These chips and motherboards are aimed at content creators, because the extra cores and higher PCIe 4.0 bandwidth won't help gamers much. In fact, Threadripper chips almost always perform worse in games than its Ryzen desktop chips like the new Ryzen 9 3950X.
That said, AMD claimed that the Ryzen TR 3970X will boost Adobe Premiere CC 2019 encoding by up to 47 percent over Intel's similarly priced 18-core Core i9-9980XE. (Intel's new i9-10980XE has roughly the same performance as the i9-9980XE, but is half the price.) The cheaper 3960X version will still deliver a 22 percent speed bump over Intel's chip, though. As for the power consumption, both chips have a 280W TDP, so the i9-9980XE has a big advantage there with a 165W TDP.
For gaming, Intel's chips might still beat the Threadrippers, especially when overclocked. It's also notable that the two 3rd-gen Threadrippers use AMD's new "Socket sTRX4," so they aren't pin-compatible with the 2nd-gen models and thus can't be used on older sTR4 socket motherboards. AMD did say that the new socket would allow for "scalability," without providing more details.

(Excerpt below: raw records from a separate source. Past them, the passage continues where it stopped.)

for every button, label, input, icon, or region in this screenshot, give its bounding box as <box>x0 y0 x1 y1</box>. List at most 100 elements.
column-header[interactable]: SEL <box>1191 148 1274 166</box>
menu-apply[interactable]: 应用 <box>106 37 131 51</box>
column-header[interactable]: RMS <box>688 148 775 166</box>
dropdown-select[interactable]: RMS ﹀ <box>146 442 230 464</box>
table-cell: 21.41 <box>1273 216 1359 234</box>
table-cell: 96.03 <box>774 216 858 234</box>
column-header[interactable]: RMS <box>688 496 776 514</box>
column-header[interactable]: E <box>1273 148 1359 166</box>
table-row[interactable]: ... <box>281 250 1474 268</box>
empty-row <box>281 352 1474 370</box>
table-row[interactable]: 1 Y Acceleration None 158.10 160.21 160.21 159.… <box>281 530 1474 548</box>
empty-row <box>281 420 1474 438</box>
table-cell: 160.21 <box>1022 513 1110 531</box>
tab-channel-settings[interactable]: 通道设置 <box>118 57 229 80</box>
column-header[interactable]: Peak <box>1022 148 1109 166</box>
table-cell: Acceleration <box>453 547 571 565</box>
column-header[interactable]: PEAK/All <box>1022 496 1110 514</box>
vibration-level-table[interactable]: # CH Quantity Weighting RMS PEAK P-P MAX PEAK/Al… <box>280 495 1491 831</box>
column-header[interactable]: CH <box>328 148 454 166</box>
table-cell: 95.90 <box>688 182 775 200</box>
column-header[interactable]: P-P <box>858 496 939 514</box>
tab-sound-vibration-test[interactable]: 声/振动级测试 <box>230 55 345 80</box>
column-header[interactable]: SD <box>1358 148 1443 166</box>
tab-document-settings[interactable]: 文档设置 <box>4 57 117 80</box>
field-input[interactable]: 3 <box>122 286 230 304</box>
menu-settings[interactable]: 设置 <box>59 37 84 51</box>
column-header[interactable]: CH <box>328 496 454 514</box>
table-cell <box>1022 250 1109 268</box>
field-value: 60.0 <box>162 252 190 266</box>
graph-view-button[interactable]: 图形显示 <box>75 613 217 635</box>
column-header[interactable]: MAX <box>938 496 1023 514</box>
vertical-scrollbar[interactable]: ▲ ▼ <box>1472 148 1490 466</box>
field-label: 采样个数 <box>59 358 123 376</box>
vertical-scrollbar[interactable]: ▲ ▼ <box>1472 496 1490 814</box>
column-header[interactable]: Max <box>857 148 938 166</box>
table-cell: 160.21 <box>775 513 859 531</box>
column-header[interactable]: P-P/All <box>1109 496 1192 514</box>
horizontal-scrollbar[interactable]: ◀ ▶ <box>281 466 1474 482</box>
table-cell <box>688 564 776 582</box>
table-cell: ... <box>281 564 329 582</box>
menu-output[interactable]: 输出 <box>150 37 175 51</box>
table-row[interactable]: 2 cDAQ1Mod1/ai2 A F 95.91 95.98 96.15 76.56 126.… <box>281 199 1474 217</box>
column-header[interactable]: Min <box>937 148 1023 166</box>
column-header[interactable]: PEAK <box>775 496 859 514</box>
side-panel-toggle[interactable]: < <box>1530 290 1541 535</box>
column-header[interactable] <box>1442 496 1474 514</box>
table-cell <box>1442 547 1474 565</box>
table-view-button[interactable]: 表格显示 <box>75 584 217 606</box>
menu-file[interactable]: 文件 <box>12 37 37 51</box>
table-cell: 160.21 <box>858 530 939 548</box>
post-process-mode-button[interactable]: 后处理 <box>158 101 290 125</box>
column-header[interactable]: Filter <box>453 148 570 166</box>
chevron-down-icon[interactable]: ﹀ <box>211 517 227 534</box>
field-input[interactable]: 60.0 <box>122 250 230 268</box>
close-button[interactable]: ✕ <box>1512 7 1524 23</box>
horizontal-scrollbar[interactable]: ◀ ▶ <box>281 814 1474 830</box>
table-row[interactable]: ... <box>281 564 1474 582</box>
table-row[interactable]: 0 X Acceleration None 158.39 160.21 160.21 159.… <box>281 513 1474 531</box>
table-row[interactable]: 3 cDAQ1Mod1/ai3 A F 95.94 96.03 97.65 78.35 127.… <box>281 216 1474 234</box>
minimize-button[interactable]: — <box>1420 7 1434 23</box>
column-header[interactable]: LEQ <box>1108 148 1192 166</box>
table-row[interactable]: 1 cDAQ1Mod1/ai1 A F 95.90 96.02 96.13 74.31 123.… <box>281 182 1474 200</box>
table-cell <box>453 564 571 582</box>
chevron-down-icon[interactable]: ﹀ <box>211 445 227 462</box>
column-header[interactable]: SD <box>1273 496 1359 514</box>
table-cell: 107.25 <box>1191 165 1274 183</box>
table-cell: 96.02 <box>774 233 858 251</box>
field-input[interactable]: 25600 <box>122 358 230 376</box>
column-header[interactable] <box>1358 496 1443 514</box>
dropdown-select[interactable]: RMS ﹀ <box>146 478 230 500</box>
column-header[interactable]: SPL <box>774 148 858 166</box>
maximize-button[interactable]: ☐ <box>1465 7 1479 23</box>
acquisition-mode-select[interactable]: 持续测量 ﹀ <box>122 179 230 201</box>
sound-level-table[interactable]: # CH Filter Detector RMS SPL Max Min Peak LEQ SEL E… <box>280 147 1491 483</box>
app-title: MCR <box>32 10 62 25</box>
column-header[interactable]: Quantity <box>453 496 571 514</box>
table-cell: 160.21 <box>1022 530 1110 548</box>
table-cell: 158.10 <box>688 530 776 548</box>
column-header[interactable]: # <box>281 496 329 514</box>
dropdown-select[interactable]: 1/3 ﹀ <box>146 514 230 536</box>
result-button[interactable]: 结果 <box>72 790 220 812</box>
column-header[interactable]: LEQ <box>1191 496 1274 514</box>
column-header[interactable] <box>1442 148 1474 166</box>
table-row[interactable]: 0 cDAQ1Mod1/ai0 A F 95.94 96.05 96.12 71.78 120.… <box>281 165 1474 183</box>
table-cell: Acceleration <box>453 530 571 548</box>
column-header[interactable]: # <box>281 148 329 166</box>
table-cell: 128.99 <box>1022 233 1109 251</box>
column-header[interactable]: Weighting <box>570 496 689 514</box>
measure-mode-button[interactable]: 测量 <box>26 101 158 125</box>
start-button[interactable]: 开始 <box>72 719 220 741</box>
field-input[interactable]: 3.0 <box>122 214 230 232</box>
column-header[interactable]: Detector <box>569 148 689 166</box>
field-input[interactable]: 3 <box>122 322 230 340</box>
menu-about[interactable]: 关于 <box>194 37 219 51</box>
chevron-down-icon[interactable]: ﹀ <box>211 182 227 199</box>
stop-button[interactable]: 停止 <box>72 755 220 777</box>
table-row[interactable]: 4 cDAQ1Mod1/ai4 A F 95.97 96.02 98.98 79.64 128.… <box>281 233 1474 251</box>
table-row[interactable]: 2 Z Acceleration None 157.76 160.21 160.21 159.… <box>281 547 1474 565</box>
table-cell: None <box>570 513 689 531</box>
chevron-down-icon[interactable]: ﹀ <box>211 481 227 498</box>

We were very much hoping to see a 64-core version, as rumored, but it has yet to materialize. These Threadripper chips won't come cheap, but they do cost significantly less than any Intel chips with 24 cores or more. AMD hasn't given an exact release date yet, but the 24-core Ryzen RT 3960X Threadripper CPU will cost $1,399, and the 32-core version will be $1,999. By comparison, Intel's 18-core i9-9980XE still costs around $1,979, while the 18-core i9-10980XE is $979.